TBILISI — Georgia is prepared to discuss Russia’s bid to join the World Trade Organization but insists on a deal over customs controls on their internationally recognized border, Prime Minister Nika Gilauri said Monday.

The European Union last week formally backed Russia’s 17-year-long bid for WTO membership, which could become a reality in 2011, but Georgia — which fought a war with Russia in 2008 — holds an effective veto.

In an interview with Reuters, Gilauri said Georgia was insisting on “transparency” on its border with Russia, parts of which lie outside Tbilisi’s control in the Moscow-backed breakaway regions of Abkhazia and South Ossetia.

“We are ready without any preconditions to sit down at the table and talk with the Russian side,” the prime minister said.

“I don’t know if any country will veto or not. But the fact is, all we are asking for is transparent border crossings. It is a very normal request to have.
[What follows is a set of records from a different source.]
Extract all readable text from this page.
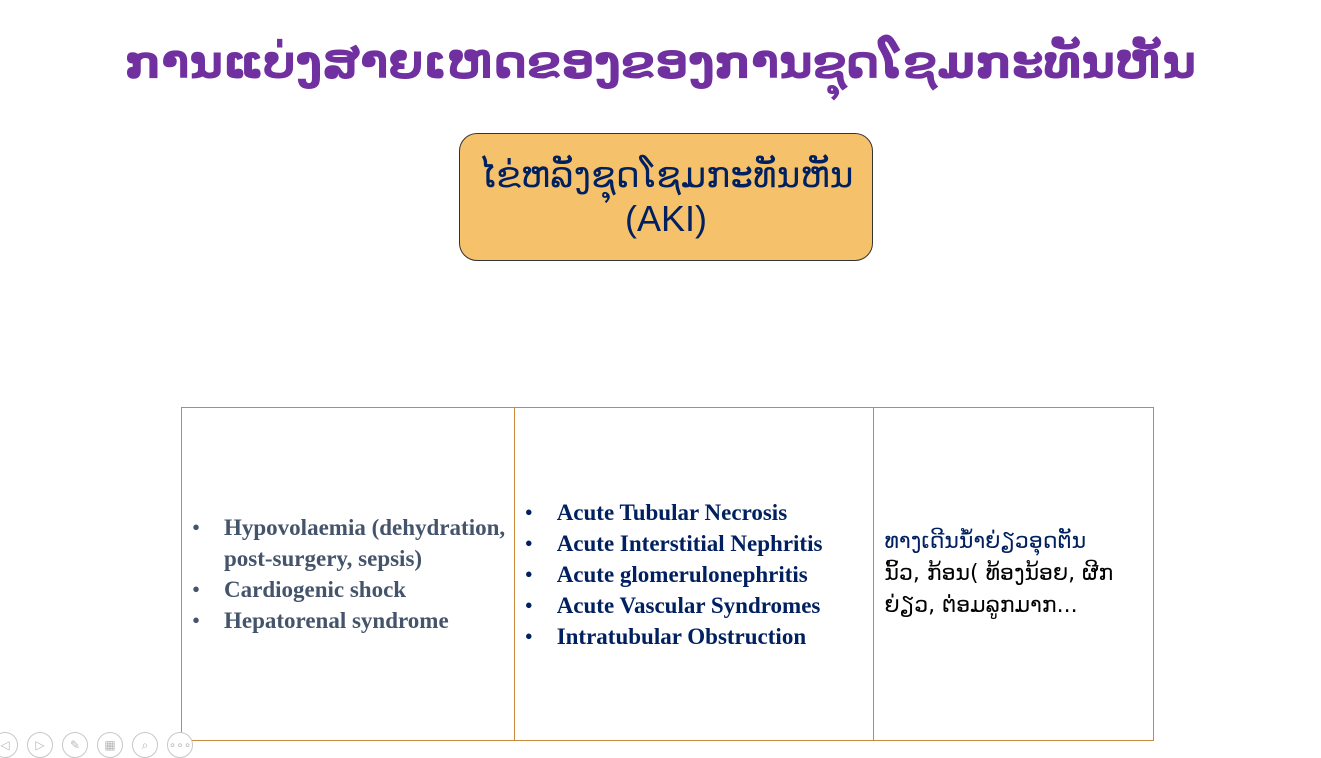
ການແບ່ງສາຍເຫດຂອງຂອງການຊຸດໂຊມກະທັນຫັນ
ໄຂ່ຫລັງຊຸດໂຊມກະທັນຫັນ
(AKI)
• Hypovolaemia (dehydration, post-surgery, sepsis)
• Cardiogenic shock
• Hepatorenal syndrome

• Acute Tubular Necrosis
• Acute Interstitial Nephritis
• Acute glomerulonephritis
• Acute Vascular Syndromes
• Intratubular Obstruction

ທາງເດີນນໍ້າຍ່ຽວອຸດຕັນ
ນິ້ວ, ກ້ອນ( ທ້ອງນ້ອຍ, ຜີກ
ຍ່ຽວ, ຕ່ອມລູກມາກ...
◁	▷	✎	▦	⌕	∘∘∘
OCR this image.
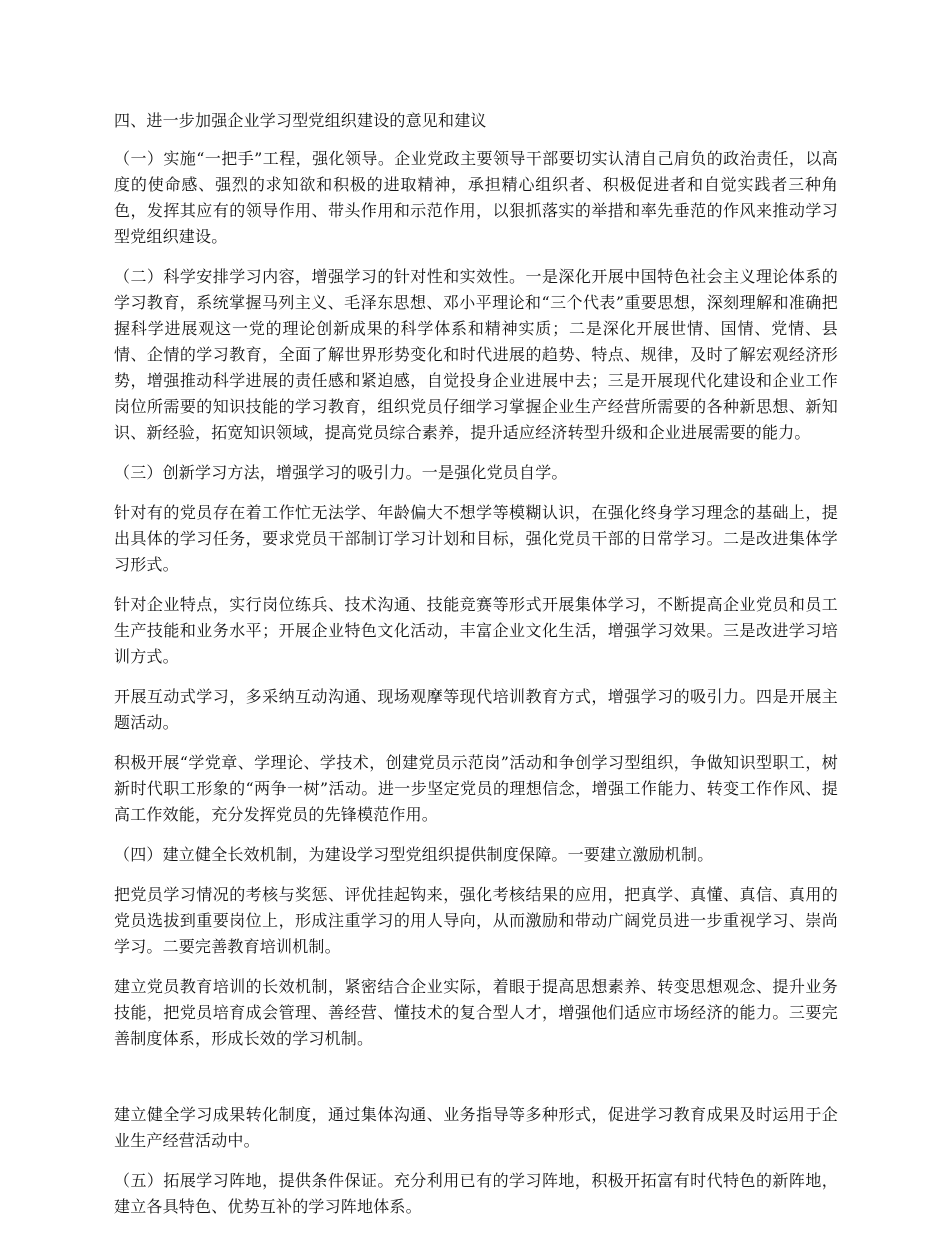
四、进一步加强企业学习型党组织建设的意见和建议

（一）实施“一把手”工程，强化领导。企业党政主要领导干部要切实认清自己肩负的政治责任，以高度的使命感、强烈的求知欲和积极的进取精神，承担精心组织者、积极促进者和自觉实践者三种角色，发挥其应有的领导作用、带头作用和示范作用，以狠抓落实的举措和率先垂范的作风来推动学习型党组织建设。

（二）科学安排学习内容，增强学习的针对性和实效性。一是深化开展中国特色社会主义理论体系的学习教育，系统掌握马列主义、毛泽东思想、邓小平理论和“三个代表”重要思想，深刻理解和准确把握科学进展观这一党的理论创新成果的科学体系和精神实质；二是深化开展世情、国情、党情、县情、企情的学习教育，全面了解世界形势变化和时代进展的趋势、特点、规律，及时了解宏观经济形势，增强推动科学进展的责任感和紧迫感，自觉投身企业进展中去；三是开展现代化建设和企业工作岗位所需要的知识技能的学习教育，组织党员仔细学习掌握企业生产经营所需要的各种新思想、新知识、新经验，拓宽知识领域，提高党员综合素养，提升适应经济转型升级和企业进展需要的能力。

（三）创新学习方法，增强学习的吸引力。一是强化党员自学。

针对有的党员存在着工作忙无法学、年龄偏大不想学等模糊认识，在强化终身学习理念的基础上，提出具体的学习任务，要求党员干部制订学习计划和目标，强化党员干部的日常学习。二是改进集体学习形式。

针对企业特点，实行岗位练兵、技术沟通、技能竞赛等形式开展集体学习，不断提高企业党员和员工生产技能和业务水平；开展企业特色文化活动，丰富企业文化生活，增强学习效果。三是改进学习培训方式。

开展互动式学习，多采纳互动沟通、现场观摩等现代培训教育方式，增强学习的吸引力。四是开展主题活动。

积极开展“学党章、学理论、学技术，创建党员示范岗”活动和争创学习型组织，争做知识型职工，树新时代职工形象的“两争一树”活动。进一步坚定党员的理想信念，增强工作能力、转变工作作风、提高工作效能，充分发挥党员的先锋模范作用。

（四）建立健全长效机制，为建设学习型党组织提供制度保障。一要建立激励机制。

把党员学习情况的考核与奖惩、评优挂起钩来，强化考核结果的应用，把真学、真懂、真信、真用的党员选拔到重要岗位上，形成注重学习的用人导向，从而激励和带动广阔党员进一步重视学习、崇尚学习。二要完善教育培训机制。

建立党员教育培训的长效机制，紧密结合企业实际，着眼于提高思想素养、转变思想观念、提升业务技能，把党员培育成会管理、善经营、懂技术的复合型人才，增强他们适应市场经济的能力。三要完善制度体系，形成长效的学习机制。

建立健全学习成果转化制度，通过集体沟通、业务指导等多种形式，促进学习教育成果及时运用于企业生产经营活动中。

（五）拓展学习阵地，提供条件保证。充分利用已有的学习阵地，积极开拓富有时代特色的新阵地，建立各具特色、优势互补的学习阵地体系。
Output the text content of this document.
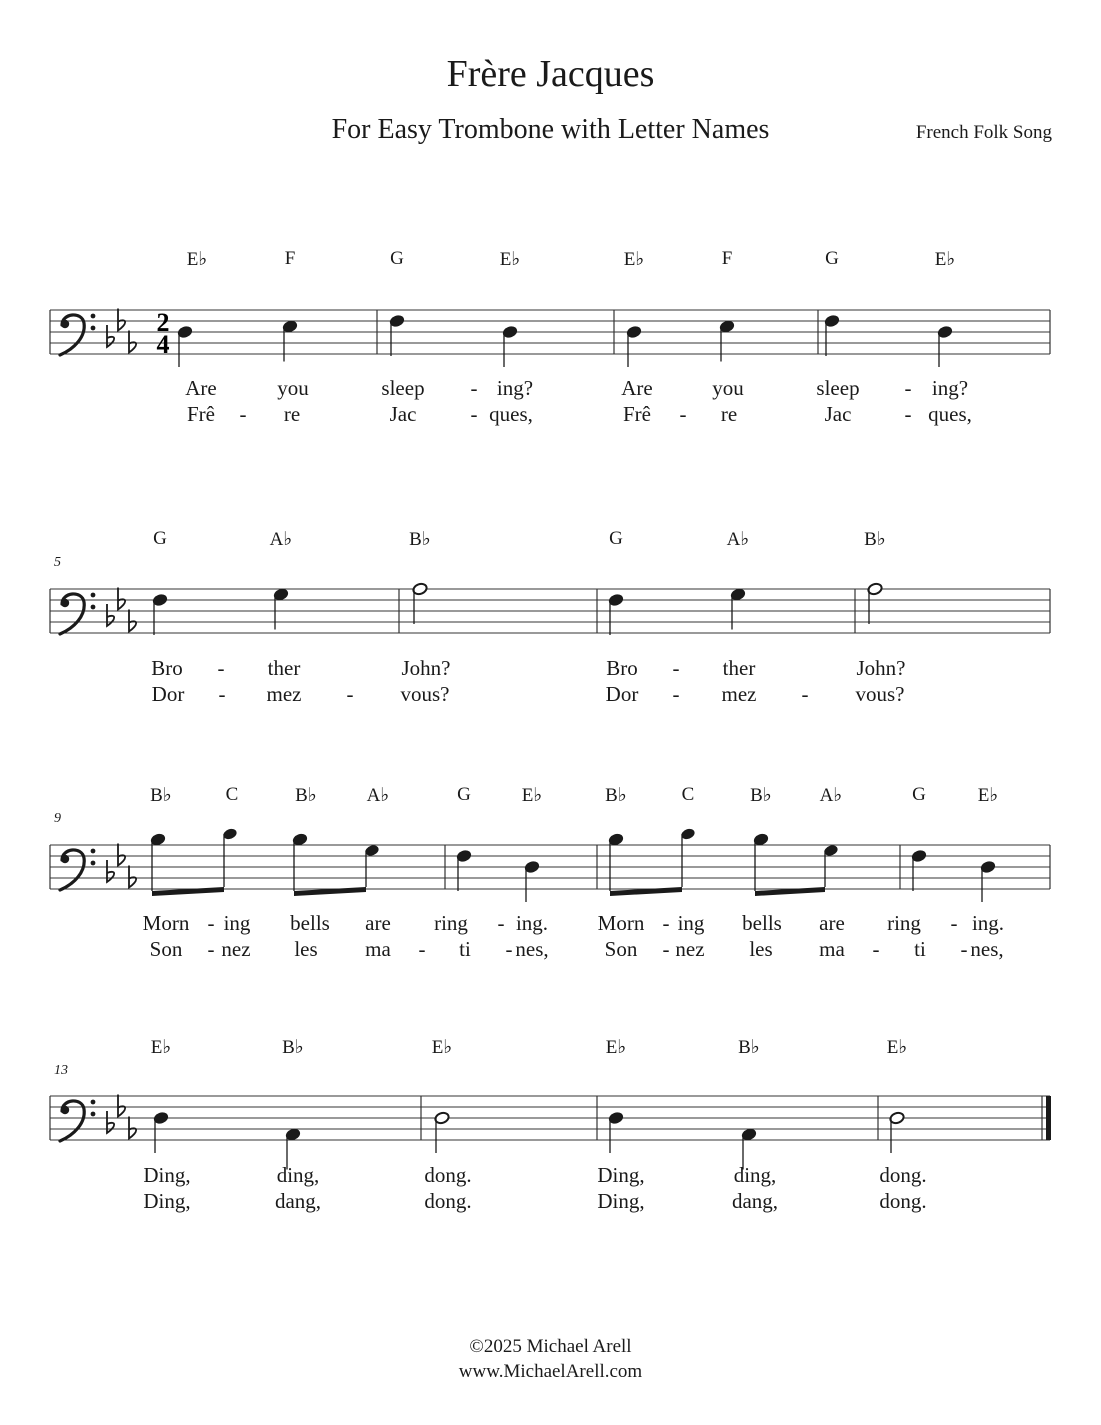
Frère Jacques
For Easy Trombone with Letter Names	French Folk Song
2
4
E♭	F	G	E♭	E♭	F	G	E♭
Are	you	sleep - ing?	Are	you	sleep - ing?
Frê - re	Jac	- ques,	Frê - re	Jac	- ques,
5
G	A♭	B♭	G	A♭	B♭
Bro - ther	John?	Bro - ther	John?
Dor - mez - vous?	Dor - mez - vous?
9
B♭	C	B♭	A♭	G	E♭	B♭	C	B♭	A♭	G	E♭
Morn - ing bells are ring - ing. Morn - ing bells are ring - ing.
Son - nez les ma - ti - nes,	Son - nez les ma - ti - nes,
13
E♭	B♭	E♭	E♭	B♭	E♭
Ding,	ding,	dong.	Ding,	ding,	dong.
Ding,	dang,	dong.	Ding,	dang,	dong.
©2025 Michael Arell
www.MichaelArell.com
It’s just part of WTO basic rules and regulations,” he said.

Asked whether that could mean posting Georgian customs officials on the border, Gilauri replied: “Yes, why not?” Only Russia and three other countries — Venezuela, Nicaragua and the tiny Pacific island of Nauru — recognize Abkhazia and South Ossetia as independent states with their own borders.

The rest of the world says they are part of Georgia, but Tbilisi lost its remaining footholds in the rebel territories in 2008 when Russia crushed a Georgian military assault on South Ossetia, launched after fatal skirmishes with separatists and months of Russian baiting.

Gilauri said no country had the right to “push” Georgia to act against its own interests to secure the accession of Russia and its $1.2 trillion economy, the largest outside the WTO.

Georgia is already a member of the organization, which umpires global trade.

Under WTO consensus rules, all 153 member states have the right to veto Russia’s accession bid.

Investors deterred by the five-day war with Russia in August 2008 and the global crisis might have a fresh look at Georgia in 2011, Gilauri said, citing the power sector and tourism as the most attractive sectors for investors.

Georgia expects to attract about $1 billion in foreign direct investment in 2011 and plans initial public offerings or eurobonds for a “couple” of state companies, the prime minister said.